Singapore Academic Cybersecurity R&D

Harnessing R&D to Secure our Nation



AppMod: Safety and Privacy of Smart-City Mobile Applications through Model Inference

I. Goal

Increasing mobile platforms reliability by detecting anomalies and allowing users to effectively respond to them

II. Technologies


WP1: Generation of rich fine-grained logs and stateful model inference

We have developed a prototype that can modify an Android apk to generate rich logs of sensitive system calls. We have also developed a powerful model inference algorithm that performs deep learning for mining finite state automaton (FSA)-based specifications.
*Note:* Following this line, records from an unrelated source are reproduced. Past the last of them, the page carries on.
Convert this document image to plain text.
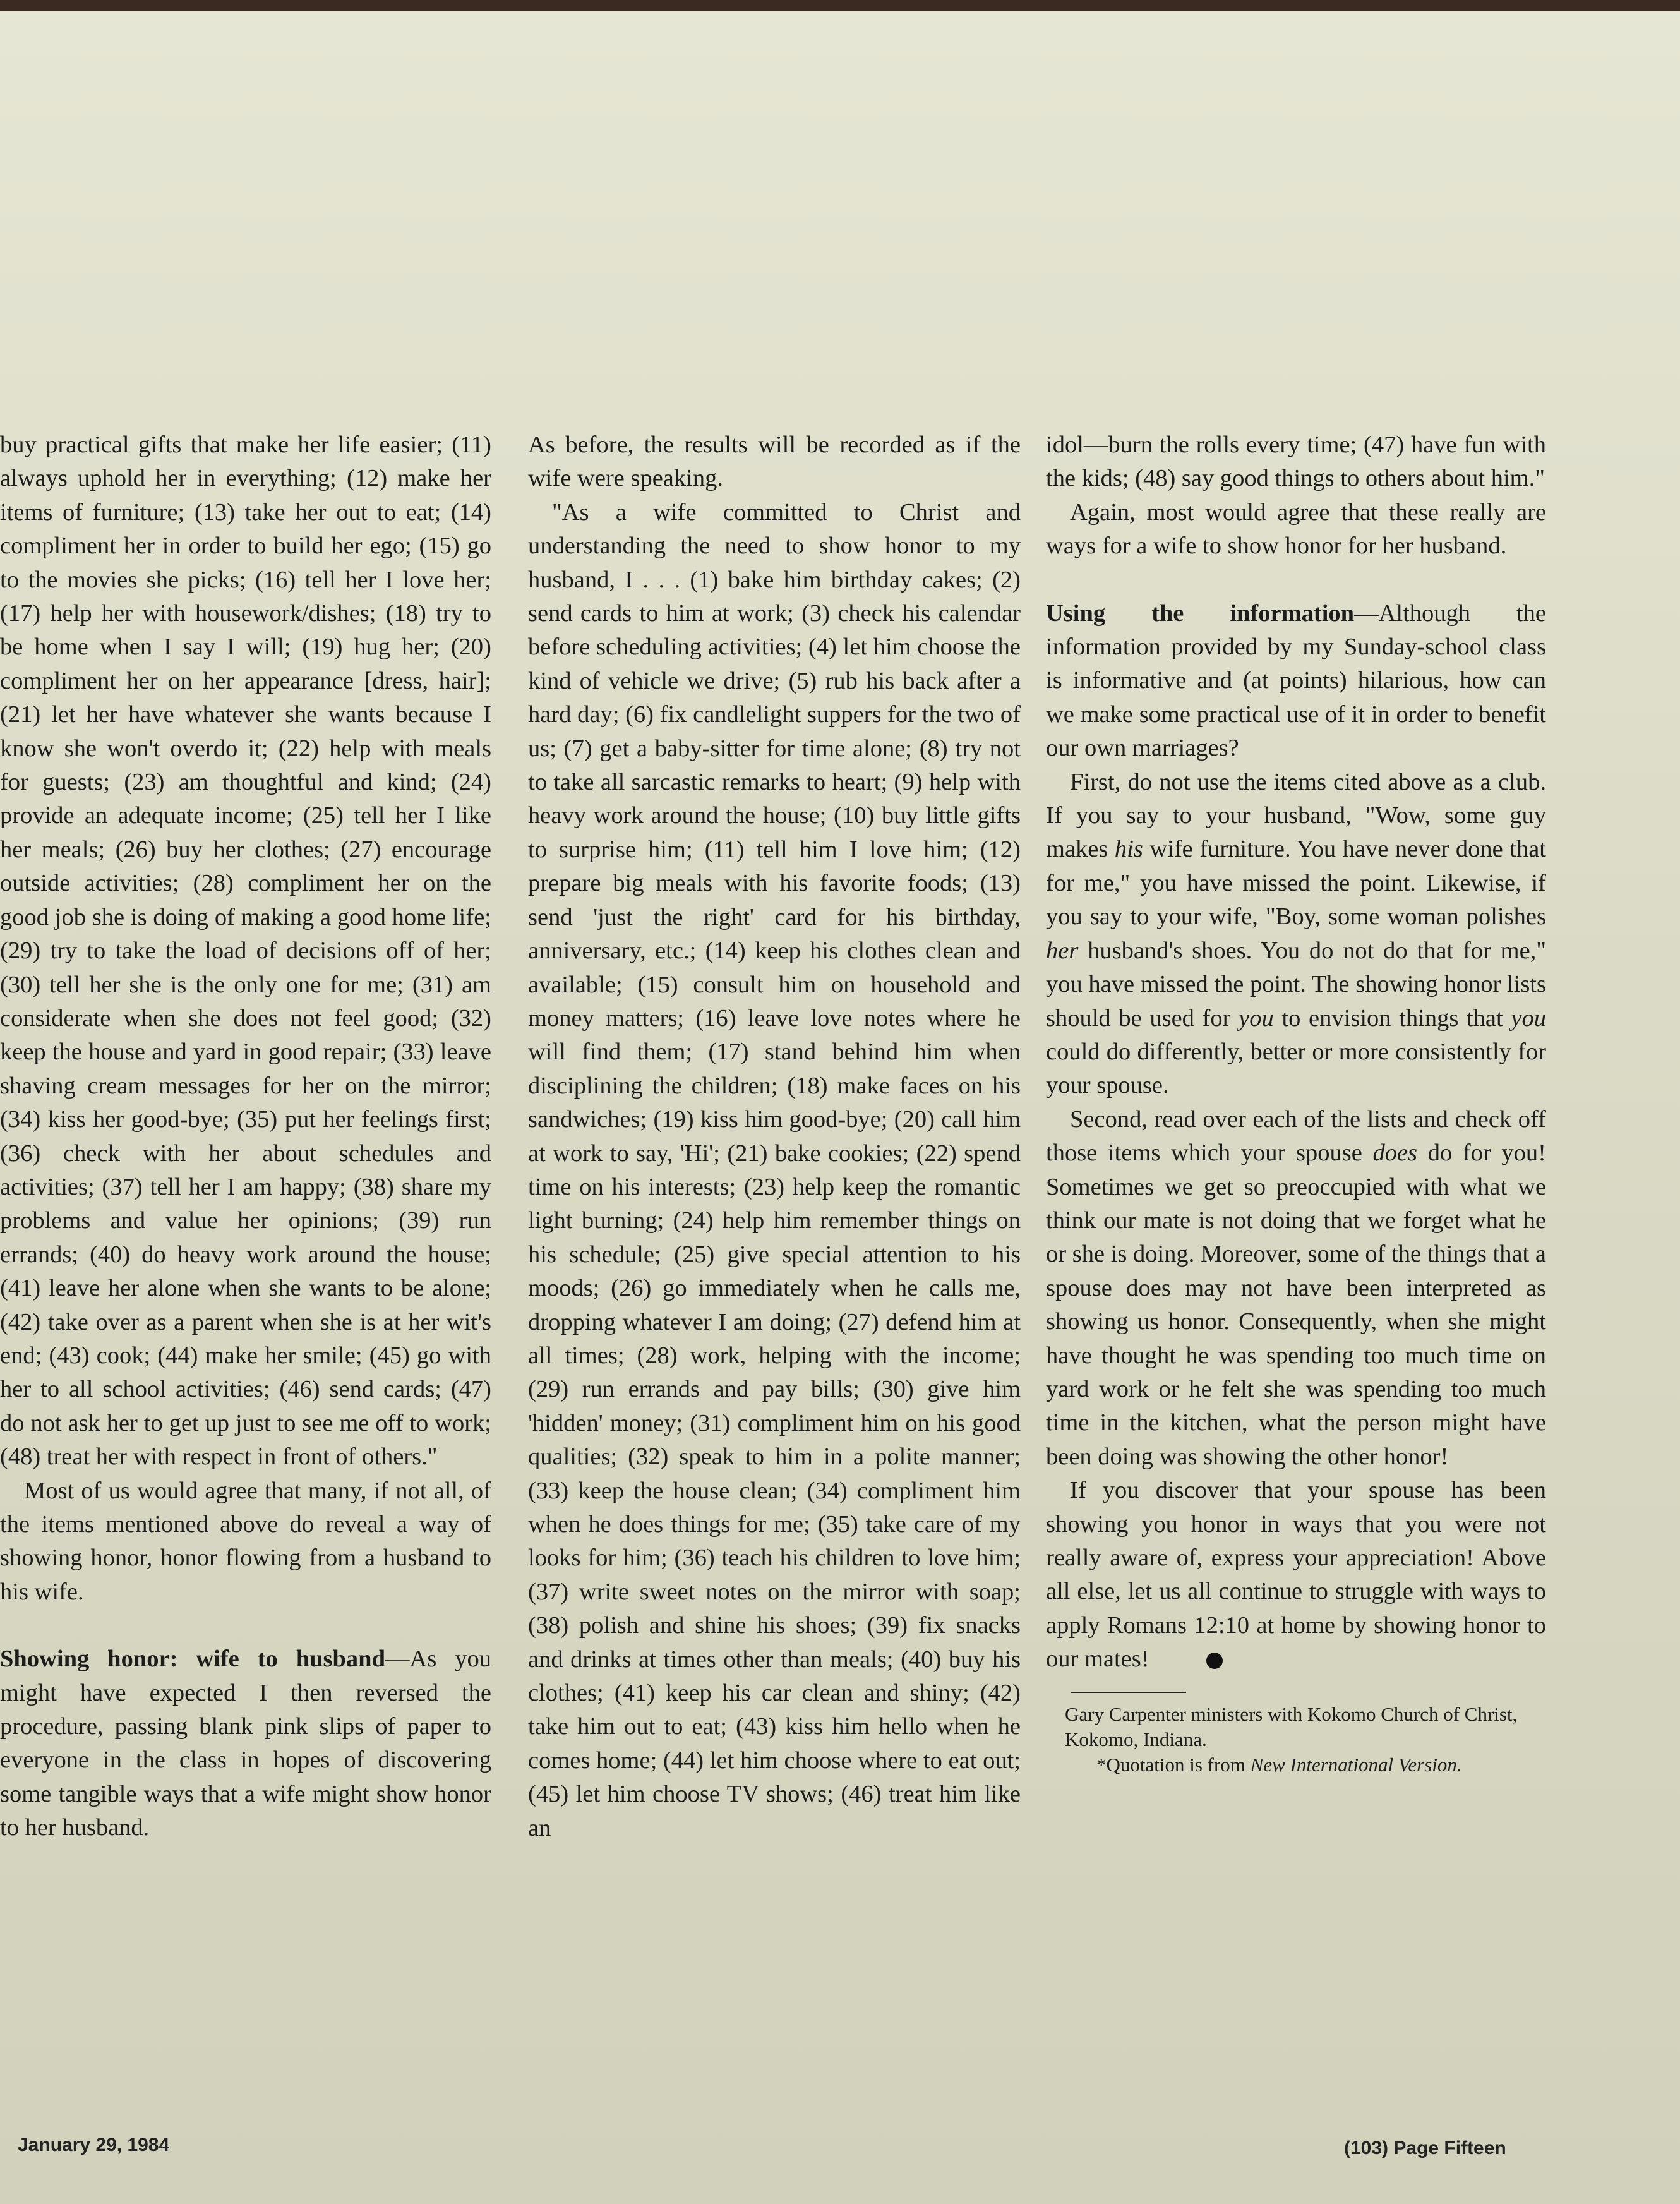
buy practical gifts that make her life easier; (11) always uphold her in everything; (12) make her items of furniture; (13) take her out to eat; (14) compliment her in order to build her ego; (15) go to the movies she picks; (16) tell her I love her; (17) help her with housework/dishes; (18) try to be home when I say I will; (19) hug her; (20) compliment her on her appearance [dress, hair]; (21) let her have whatever she wants because I know she won't overdo it; (22) help with meals for guests; (23) am thoughtful and kind; (24) provide an adequate income; (25) tell her I like her meals; (26) buy her clothes; (27) encourage outside activities; (28) compliment her on the good job she is doing of making a good home life; (29) try to take the load of decisions off of her; (30) tell her she is the only one for me; (31) am considerate when she does not feel good; (32) keep the house and yard in good repair; (33) leave shaving cream messages for her on the mirror; (34) kiss her good-bye; (35) put her feelings first; (36) check with her about schedules and activities; (37) tell her I am happy; (38) share my problems and value her opinions; (39) run errands; (40) do heavy work around the house; (41) leave her alone when she wants to be alone; (42) take over as a parent when she is at her wit's end; (43) cook; (44) make her smile; (45) go with her to all school activities; (46) send cards; (47) do not ask her to get up just to see me off to work; (48) treat her with respect in front of others."

Most of us would agree that many, if not all, of the items mentioned above do reveal a way of showing honor, honor flowing from a husband to his wife.

Showing honor: wife to husband—As you might have expected I then reversed the procedure, passing blank pink slips of paper to everyone in the class in hopes of discovering some tangible ways that a wife might show honor to her husband.

As before, the results will be recorded as if the wife were speaking.

"As a wife committed to Christ and understanding the need to show honor to my husband, I . . . (1) bake him birthday cakes; (2) send cards to him at work; (3) check his calendar before scheduling activities; (4) let him choose the kind of vehicle we drive; (5) rub his back after a hard day; (6) fix candlelight suppers for the two of us; (7) get a baby-sitter for time alone; (8) try not to take all sarcastic remarks to heart; (9) help with heavy work around the house; (10) buy little gifts to surprise him; (11) tell him I love him; (12) prepare big meals with his favorite foods; (13) send 'just the right' card for his birthday, anniversary, etc.; (14) keep his clothes clean and available; (15) consult him on household and money matters; (16) leave love notes where he will find them; (17) stand behind him when disciplining the children; (18) make faces on his sandwiches; (19) kiss him good-bye; (20) call him at work to say, 'Hi'; (21) bake cookies; (22) spend time on his interests; (23) help keep the romantic light burning; (24) help him remember things on his schedule; (25) give special attention to his moods; (26) go immediately when he calls me, dropping whatever I am doing; (27) defend him at all times; (28) work, helping with the income; (29) run errands and pay bills; (30) give him 'hidden' money; (31) compliment him on his good qualities; (32) speak to him in a polite manner; (33) keep the house clean; (34) compliment him when he does things for me; (35) take care of my looks for him; (36) teach his children to love him; (37) write sweet notes on the mirror with soap; (38) polish and shine his shoes; (39) fix snacks and drinks at times other than meals; (40) buy his clothes; (41) keep his car clean and shiny; (42) take him out to eat; (43) kiss him hello when he comes home; (44) let him choose where to eat out; (45) let him choose TV shows; (46) treat him like an

idol—burn the rolls every time; (47) have fun with the kids; (48) say good things to others about him."

Again, most would agree that these really are ways for a wife to show honor for her husband.

Using the information—Although the information provided by my Sunday-school class is informative and (at points) hilarious, how can we make some practical use of it in order to benefit our own marriages?

First, do not use the items cited above as a club. If you say to your husband, "Wow, some guy makes his wife furniture. You have never done that for me," you have missed the point. Likewise, if you say to your wife, "Boy, some woman polishes her husband's shoes. You do not do that for me," you have missed the point. The showing honor lists should be used for you to envision things that you could do differently, better or more consistently for your spouse.

Second, read over each of the lists and check off those items which your spouse does do for you! Sometimes we get so preoccupied with what we think our mate is not doing that we forget what he or she is doing. Moreover, some of the things that a spouse does may not have been interpreted as showing us honor. Consequently, when she might have thought he was spending too much time on yard work or he felt she was spending too much time in the kitchen, what the person might have been doing was showing the other honor!

If you discover that your spouse has been showing you honor in ways that you were not really aware of, express your appreciation! Above all else, let us all continue to struggle with ways to apply Romans 12:10 at home by showing honor to our mates!

Gary Carpenter ministers with Kokomo Church of Christ, Kokomo, Indiana.
*Quotation is from New International Version.
January 29, 1984	(103) Page Fifteen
A paper describing the latter work has been reviewed by NRF and approved for publication.

WP2: Differencing analysis and anomaly detection

We have developed a new approach to generate succinct summaries that characterize the differences between two logs or within a set of many logs. The differences are presented using a concise finite-state model that describes and highlights similarities and differences among the logs.
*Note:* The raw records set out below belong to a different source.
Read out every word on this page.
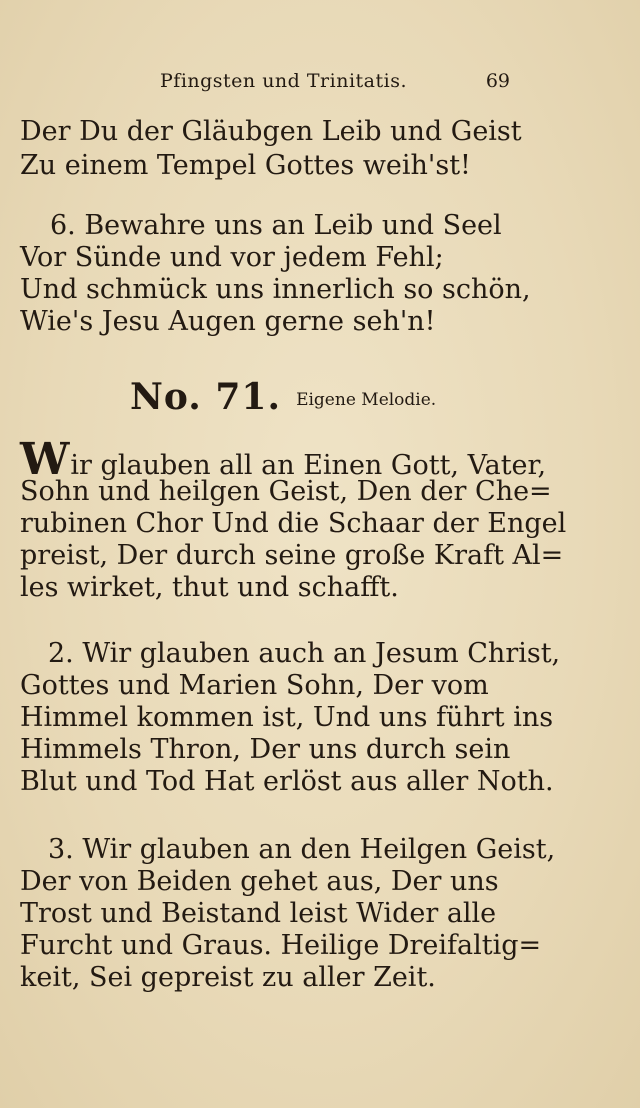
Pfingsten und Trinitatis.	69
Der Du der Gläubgen Leib und Geist
Zu einem Tempel Gottes weih'st!
6. Bewahre uns an Leib und Seel
Vor Sünde und vor jedem Fehl;
Und schmück uns innerlich so schön,
Wie's Jesu Augen gerne seh'n!
No. 71. Eigene Melodie.
Wir glauben all an Einen Gott, Vater,
Sohn und heilgen Geist, Den der Che=
rubinen Chor Und die Schaar der Engel
preist, Der durch seine große Kraft Al=
les wirket, thut und schafft.
2. Wir glauben auch an Jesum Christ,
Gottes und Marien Sohn, Der vom
Himmel kommen ist, Und uns führt ins
Himmels Thron, Der uns durch sein
Blut und Tod Hat erlöst aus aller Noth.
3. Wir glauben an den Heilgen Geist,
Der von Beiden gehet aus, Der uns
Trost und Beistand leist Wider alle
Furcht und Graus. Heilige Dreifaltig=
keit, Sei gepreist zu aller Zeit.
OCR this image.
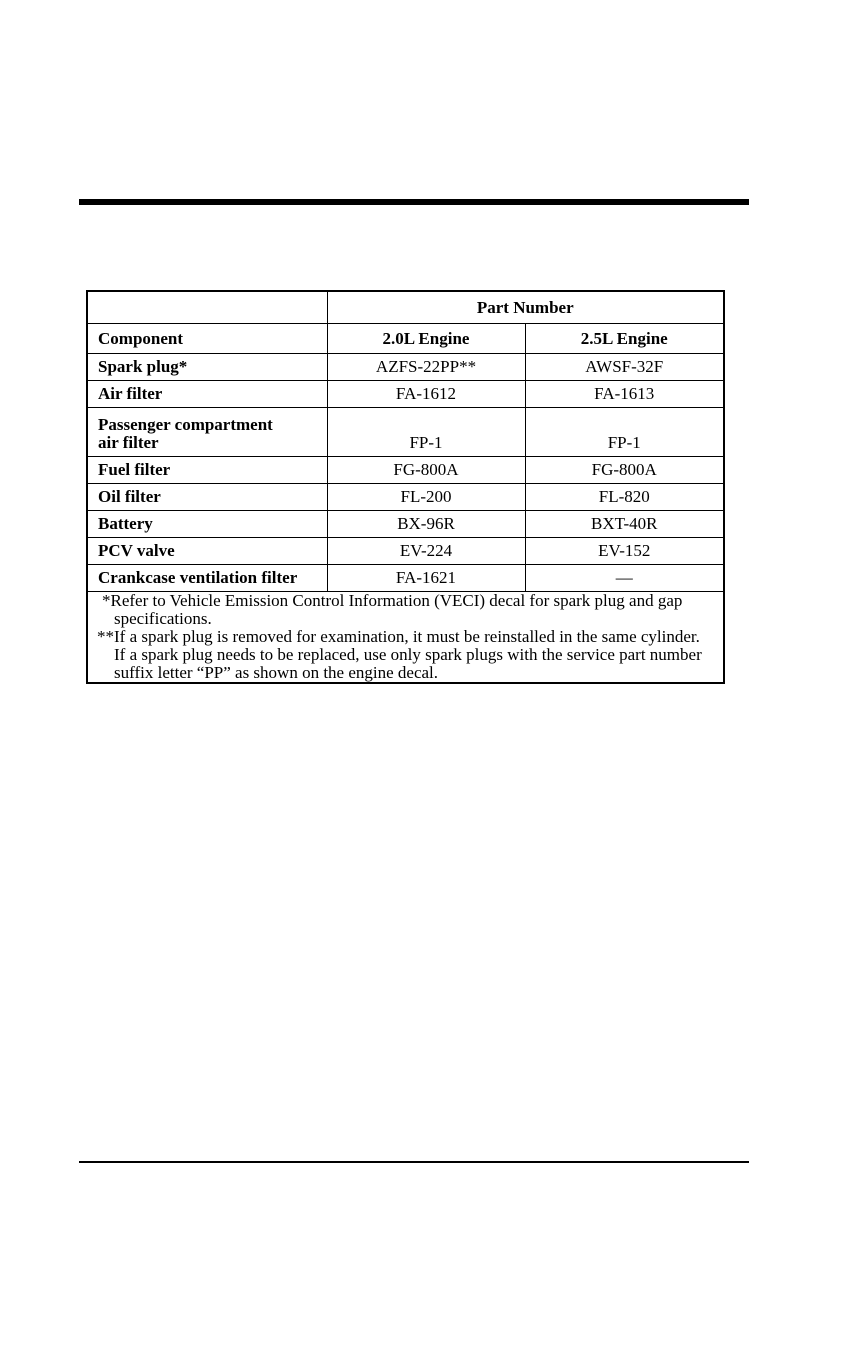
	Part Number	
Component	2.0L Engine	2.5L Engine
Spark plug*	AZFS-22PP**	AWSF-32F
Air filter	FA-1612	FA-1613
Passenger compartment
air filter	FP-1	FP-1
Fuel filter	FG-800A	FG-800A
Oil filter	FL-200	FL-820
Battery	BX-96R	BXT-40R
PCV valve	EV-224	EV-152
Crankcase ventilation filter	FA-1621	—

*Refer to Vehicle Emission Control Information (VECI) decal for spark plug and gap specifications.
**If a spark plug is removed for examination, it must be reinstalled in the same cylinder. If a spark plug needs to be replaced, use only spark plugs with the service part number suffix letter “PP” as shown on the engine decal.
WP3: Crowd-centric, socially-aware user interaction model

We have built a preliminary version of a crowd-centric, demographic aware mobile app where users can get help from and provide help to others when malicious/questionable activities (e.g., an app is trying to send contact information sent over the internet) are occurring in their mobile phones. We have also conducted a survey to investigate what kind of help did people ask from and give to others when operating their mobile phones and configuring security and privacy settings.